Paper review: The Datacenter as a Computer Ch. 3, 4, 7

September 8, 2011

This is a review of chapters 3, 4, and 7 from "The Datacenter as a Computer". The topics covered are hardware for servers, datacenter basics, and fault-tolerance and recovery.

Main idea

The three chapters here cover essentially how to design the hardware, software, and operational concerns of a datacenter.

In terms of datacenter hardware, the main concern is choosing the most cost-efficient type of node that still runs your workload sufficiently fast.

Operationally, the concerns deal with power and cooling of nodes, factors which limit the density of nodes in a datacenter. Cooling can account for a major part of the power cost of a datacenter, and AC is just as critical a service as power since the datacenter can survive for only a matter of minutes if the AC unit dies.

The chapter on fault-tolerance and recovery talks about the different types of faults that can present in hardware and software, and how they might affect service availability. The ultimate goal of the service is to be able to survive faults without significantly affecting availability, either through overprovisioning or graceful degradation of service quality.

Problems presented

I divided this up into three sections, based on the chapters.

Hardware/software scaling

  • How low can you go? Small nodes are more cost-efficient than beefy ones in terms of computation-per-watt and price-per-computation, but might start becoming a bottleneck due to the limits of request parallelism. Further parallelization of an application can be really painful, and having to deal with coordination between more nodes has its drawbacks. Never forget Amdahl's Law: if the serial parts of your program dominate, and you're running that serial code on slow nodes, your program is going to run slowly too. Beefy nodes can run the serial part quickly.
  • Another point about small nodes is that they are harder to schedule efficiently. Resources effectively get fragmented; there might not be enough left on a small node to schedule a new task. Big nodes pack more efficiently.

Operations

  • What is the most effective way of cooling servers? This is heavily related to power density (# of servers / volume), with a higher power density being a more efficient use of a datacenter. The current canonical strategy seems to be alternating hot and cold aisles, with cold air pumped up through the floor by a central AC unit. Modular container datacenters seem to be another strategy, which are effective because they can be designed very tightly and are self-contained.
  • What is the most efficient way of cooling server? This relates to economic costs; it's claimed that cooling can account for 40% of load, which is a big power bill.

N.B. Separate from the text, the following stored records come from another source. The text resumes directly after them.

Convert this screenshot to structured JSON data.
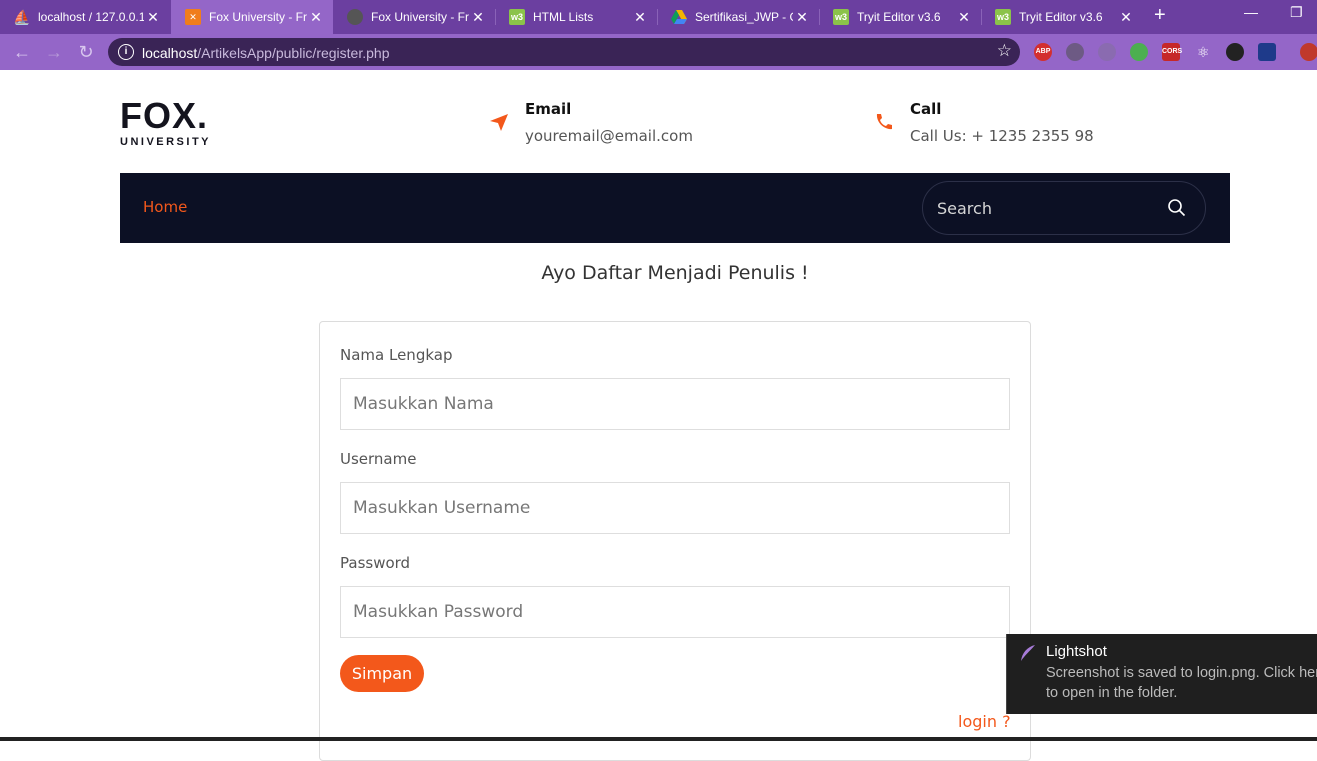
{
  "browser": {
    "tabs": [
      {
        "title": "localhost / 127.0.0.1",
        "icon": "phpmyadmin-icon",
        "active": false
      },
      {
        "title": "Fox University - Free",
        "icon": "xampp-icon",
        "active": true
      },
      {
        "title": "Fox University - Free",
        "icon": "globe-icon",
        "active": false
      },
      {
        "title": "HTML Lists",
        "icon": "w3schools-icon",
        "active": false
      },
      {
        "title": "Sertifikasi_JWP - Google Drive",
        "icon": "google-drive-icon",
        "active": false
      },
      {
        "title": "Tryit Editor v3.6",
        "icon": "w3schools-icon",
        "active": false
      },
      {
        "title": "Tryit Editor v3.6",
        "icon": "w3schools-icon",
        "active": false
      }
    ],
    "url_host": "localhost",
    "url_path": "/ArtikelsApp/public/register.php",
    "extensions": [
      "ABP",
      "",
      "",
      "",
      "CORS",
      "",
      "",
      "",
      ""
    ]
  },
  "site": {
    "logo_main": "FOX.",
    "logo_sub": "UNIVERSITY",
    "email_label": "Email",
    "email_value": "youremail@email.com",
    "call_label": "Call",
    "call_value": "Call Us: + 1235 2355 98",
    "nav_home": "Home",
    "search_placeholder": "Search"
  },
  "form": {
    "heading": "Ayo Daftar Menjadi Penulis !",
    "name_label": "Nama Lengkap",
    "name_placeholder": "Masukkan Nama",
    "username_label": "Username",
    "username_placeholder": "Masukkan Username",
    "password_label": "Password",
    "password_placeholder": "Masukkan Password",
    "submit_label": "Simpan",
    "login_link": "login ?"
  },
  "toast": {
    "title": "Lightshot",
    "message_line1": "Screenshot is saved to login.png. Click here",
    "message_line2": "to open in the folder."
  },
  "colors": {
    "accent": "#f3581b",
    "nav_bg": "#0c1024",
    "browser_tabbar": "#6b3fa0"
  }
}
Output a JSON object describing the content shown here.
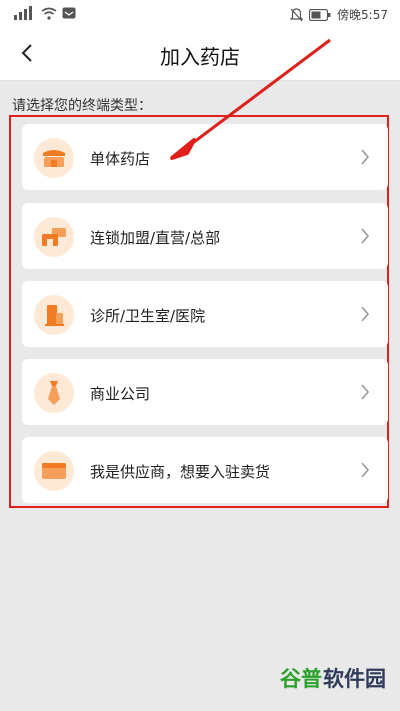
{
  "statusbar": {
    "left_icons": [
      "sim-signal-icon",
      "wifi-icon",
      "message-icon"
    ],
    "time": "傍晚5:57"
  },
  "header": {
    "title": "加入药店"
  },
  "prompt": "请选择您的终端类型：",
  "items": [
    {
      "label": "单体药店",
      "icon": "store-icon"
    },
    {
      "label": "连锁加盟/直营/总部",
      "icon": "chain-store-icon"
    },
    {
      "label": "诊所/卫生室/医院",
      "icon": "clinic-icon"
    },
    {
      "label": "商业公司",
      "icon": "tie-icon"
    },
    {
      "label": "我是供应商，想要入驻卖货",
      "icon": "supplier-box-icon"
    }
  ],
  "colors": {
    "accent": "#f07b22",
    "icon_bg": "#fde9d6",
    "annotation_red": "#e0201a"
  },
  "watermark": {
    "text_a": "谷普",
    "text_b": "软件园"
  }
}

One question I had here was that they mention that UPSes are generally in a separate room, with just the power distribution unit on the floor. I remember reading that Google integrated batteries right into their servers, but maybe one source or the other is outdated. Having a battery right in the server might increase fault-tolerance and modularity.

Fault-tolerance

  • What are the real limitations on availability? Internet is apparently only 99.99% available, and software faults dominate hardware faults (only 10%). Machines apparently last an average of 6 years before replacement, after factoring out "infant mortality", a number I found to be surprisingly high considering how much talk there is of nodes keeling over, but again just indicates that most keeling is due to software faults.
  • How do you maintain service when faults happen? In a datacenter, a new node fails on the order of hours, so it's not acceptable to become unavailable. This is done through some degree of overprovisioning of resources, and designing software that is fault-tolerant. When operating with faults, it's desirable to have the property of graceful degradation, where the quality of service gradually degrades (e.g. using older cached data, serving reads but denying writes, disabling some features). Fault-tolerance also makes the need for repairs less urgent and thus less expensive.

Tradeoffs

  • Programming cost vs. hardware cost. Can speed up either by throwing programmers at a problem (squeeze more parallelism from the code), or by buying better hardware (run the same code faster). This is an economic balancing act.

Impact

This textbook isn't going to be winning any awards, but I find it to be a fascinating look into operations and system design at Google. Like I mentioned in my last writeup, there are only going to be more datacenters being built in the future, so advice like this on how to design and build datacenters and datacenter applications is very useful.